Tony Estanguet, le président du Comité d'organisation des JO 2024, en discussion avec la maire de Paris Anne Hidalgo. — Louise MERESSE/SIPA
  • Le groupe EDF est devenu mardi le deuxième sponsor premium des Jeux olympiques de 2024.
  • Une annonce qui a fait l'unanimité au sein du CA du comité d'organisation, quelques mois après la polémique concernant Total et au lendemain de l'arrivée embarrassante d'Airbnb comme sponsor du CIO. 

Au moins, pour celui-là, il n’y a pas eu débat.

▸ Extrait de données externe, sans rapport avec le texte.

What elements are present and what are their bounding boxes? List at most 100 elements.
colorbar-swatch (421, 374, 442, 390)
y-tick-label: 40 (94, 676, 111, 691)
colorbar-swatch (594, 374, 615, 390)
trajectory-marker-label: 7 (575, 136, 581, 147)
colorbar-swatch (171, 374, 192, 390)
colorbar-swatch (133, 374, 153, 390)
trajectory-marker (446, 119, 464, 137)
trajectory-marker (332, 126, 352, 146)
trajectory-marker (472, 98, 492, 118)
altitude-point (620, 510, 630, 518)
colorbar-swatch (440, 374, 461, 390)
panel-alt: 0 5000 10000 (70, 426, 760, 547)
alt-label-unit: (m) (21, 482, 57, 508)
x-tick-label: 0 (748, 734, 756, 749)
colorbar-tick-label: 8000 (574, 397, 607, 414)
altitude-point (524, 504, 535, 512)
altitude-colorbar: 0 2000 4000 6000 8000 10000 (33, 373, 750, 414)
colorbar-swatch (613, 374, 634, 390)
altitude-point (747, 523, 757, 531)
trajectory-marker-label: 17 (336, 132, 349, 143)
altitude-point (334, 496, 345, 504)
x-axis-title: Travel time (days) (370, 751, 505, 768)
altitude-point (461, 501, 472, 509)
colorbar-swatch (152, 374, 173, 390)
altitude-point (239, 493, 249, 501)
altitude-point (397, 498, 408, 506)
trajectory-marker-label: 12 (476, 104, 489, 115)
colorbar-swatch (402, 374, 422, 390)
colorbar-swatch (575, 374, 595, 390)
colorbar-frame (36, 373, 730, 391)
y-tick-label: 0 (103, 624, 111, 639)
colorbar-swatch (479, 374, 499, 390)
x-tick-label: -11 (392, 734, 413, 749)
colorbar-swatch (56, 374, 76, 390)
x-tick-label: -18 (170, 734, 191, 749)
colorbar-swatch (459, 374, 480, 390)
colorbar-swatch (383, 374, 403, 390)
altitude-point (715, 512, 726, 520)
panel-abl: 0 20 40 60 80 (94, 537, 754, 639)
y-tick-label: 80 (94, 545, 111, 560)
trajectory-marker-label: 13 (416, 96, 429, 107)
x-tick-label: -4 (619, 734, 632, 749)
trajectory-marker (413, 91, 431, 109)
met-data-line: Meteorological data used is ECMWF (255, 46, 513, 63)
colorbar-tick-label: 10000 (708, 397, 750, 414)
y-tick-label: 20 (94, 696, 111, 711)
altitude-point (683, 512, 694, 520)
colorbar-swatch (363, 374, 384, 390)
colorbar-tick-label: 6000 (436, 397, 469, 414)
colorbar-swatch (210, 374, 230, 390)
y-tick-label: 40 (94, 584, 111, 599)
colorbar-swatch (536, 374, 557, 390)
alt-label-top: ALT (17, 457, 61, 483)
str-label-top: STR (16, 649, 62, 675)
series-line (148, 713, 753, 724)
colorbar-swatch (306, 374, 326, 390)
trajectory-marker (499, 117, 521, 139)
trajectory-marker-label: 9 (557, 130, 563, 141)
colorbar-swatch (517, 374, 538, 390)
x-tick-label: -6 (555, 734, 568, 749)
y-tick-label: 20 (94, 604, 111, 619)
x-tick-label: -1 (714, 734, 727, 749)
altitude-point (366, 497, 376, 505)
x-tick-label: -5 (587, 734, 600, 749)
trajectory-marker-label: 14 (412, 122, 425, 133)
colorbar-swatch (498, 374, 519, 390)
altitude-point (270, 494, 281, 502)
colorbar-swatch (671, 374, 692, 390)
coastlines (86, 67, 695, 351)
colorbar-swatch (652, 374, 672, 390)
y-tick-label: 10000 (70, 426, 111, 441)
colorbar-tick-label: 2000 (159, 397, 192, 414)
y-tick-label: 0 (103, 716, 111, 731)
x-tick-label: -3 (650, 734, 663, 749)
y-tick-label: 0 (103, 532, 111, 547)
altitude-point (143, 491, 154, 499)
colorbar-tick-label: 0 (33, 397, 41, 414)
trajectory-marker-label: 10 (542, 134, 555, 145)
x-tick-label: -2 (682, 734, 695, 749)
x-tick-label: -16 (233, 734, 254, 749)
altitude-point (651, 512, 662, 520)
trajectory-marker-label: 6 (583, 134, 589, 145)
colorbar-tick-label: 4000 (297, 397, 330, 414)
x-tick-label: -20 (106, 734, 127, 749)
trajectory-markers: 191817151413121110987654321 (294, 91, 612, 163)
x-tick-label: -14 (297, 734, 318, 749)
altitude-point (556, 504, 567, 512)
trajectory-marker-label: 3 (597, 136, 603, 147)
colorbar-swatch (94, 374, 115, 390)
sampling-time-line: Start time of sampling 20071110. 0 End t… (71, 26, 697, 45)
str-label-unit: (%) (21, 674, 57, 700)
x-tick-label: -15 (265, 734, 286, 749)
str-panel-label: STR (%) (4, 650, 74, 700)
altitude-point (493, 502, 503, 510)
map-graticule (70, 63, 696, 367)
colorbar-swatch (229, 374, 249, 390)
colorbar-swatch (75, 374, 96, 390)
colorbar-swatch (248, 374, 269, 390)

Après les prises de bec au sujet de Total et au lendemain de l’annonce de l’arrivée d’Airbnb parmi les principaux sponsors du Comité international olympique (CIO) qui a déclenché l’ire de la mairie de Paris, le comité d’organisation des JO-2024 (Cojo) a officialisé ce mardi la signature d’un partenariat avec EDF. « Il y a eu un soutien unanime du conseil d’administration », a précisé dans un sourire le patron du Cojo, Tony Estanguet, conscient des remous des dernières semaines.

EDF devient ainsi le deuxième partenaire premium des Jeux parisiens, après le groupe bancaire BPCE. Il s’agit du rang le plus élevé pour les sponsors nationaux, et si aucun chiffre n’a été rendu public lors de la conférence de presse au siège de l’entreprise française, le montant habituel pour ce type d’accord se situe autour des 100 millions d’euros.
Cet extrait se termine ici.